On Thursday, South African comedian Trevor Noah made his second appearance as a senior international correspondent on Comedy Central’s The Daily Show with Jon Stewart.

He brought updates on Islamist group Boko Haram and their continued attacks in Nigeria — which were largely overshadowed by news of the Charlie Hebdo attacks in Paris. “Sometimes it just feels like Africa is the Vegas of Islamic terror. What happens in Africa stays in Africa,” he said during his segment.

The 30-year-old comedian from Johannesburg has a huge following in Africa and has done major shows in the U.K.; now, his role on The Daily Show primes him to become a major player in the U.S. comedy scene. He tells All Things Considered host Arun Rath that it’s still sinking in, but he’s enjoying every moment.

For now, he and Stewart have a routine where Stewart plays a clueless American and Noah educates him about news in Africa. He says they’ll probably change the format over time, but for now it works.

“It helps with certain stories because Jon has to ask the questions that maybe people are afraid themselves to ask,” he says. “If he’s willing to take that stance then you open yourself up to an audience where nobody’s going to go, ‘I’m afraid to say I don’t know what Davos is. I’m afraid to say I don’t know who the Boko Haram are.’ … So I guess Jon has been kind enough to offer himself up sacrificially.”

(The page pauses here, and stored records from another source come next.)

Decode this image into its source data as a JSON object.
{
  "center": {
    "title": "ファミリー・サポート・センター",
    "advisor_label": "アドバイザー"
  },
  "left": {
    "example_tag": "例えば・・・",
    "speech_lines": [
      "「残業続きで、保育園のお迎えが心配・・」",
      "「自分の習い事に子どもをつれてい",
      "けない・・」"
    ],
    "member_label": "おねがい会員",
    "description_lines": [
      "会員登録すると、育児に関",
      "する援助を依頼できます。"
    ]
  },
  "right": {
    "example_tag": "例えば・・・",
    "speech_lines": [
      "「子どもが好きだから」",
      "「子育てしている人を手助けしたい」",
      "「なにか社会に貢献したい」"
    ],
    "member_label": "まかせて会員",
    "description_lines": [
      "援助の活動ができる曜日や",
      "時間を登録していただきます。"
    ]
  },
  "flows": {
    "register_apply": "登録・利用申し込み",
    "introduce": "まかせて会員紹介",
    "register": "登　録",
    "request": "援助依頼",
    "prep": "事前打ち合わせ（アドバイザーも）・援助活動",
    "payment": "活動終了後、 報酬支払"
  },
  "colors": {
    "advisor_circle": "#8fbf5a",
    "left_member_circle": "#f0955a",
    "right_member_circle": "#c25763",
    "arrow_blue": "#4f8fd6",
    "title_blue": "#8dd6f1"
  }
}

For his first appearance in December, Noah took a risk — starting with a joke that, at first, seemed kind of lame: “I just flew in, and boy, are my arms tired!”

“That was the fun of the joke,” he says. “I could see the disappointment on people’s faces when they thought that that was genuinely the line I was opening with.”

He went on to comment on police brutality, race and poverty in America and Ebola — taking more than a few jabs at American policy. And in his stand-up, he’s known for commentary on South African politics, race, and even AIDS — mixed in with pure silliness.

“What I’ve always said about comedy is if you do it in the right way, you can say anything to anybody because they know where you’re coming from,” he says. “They know it’s not malicious.”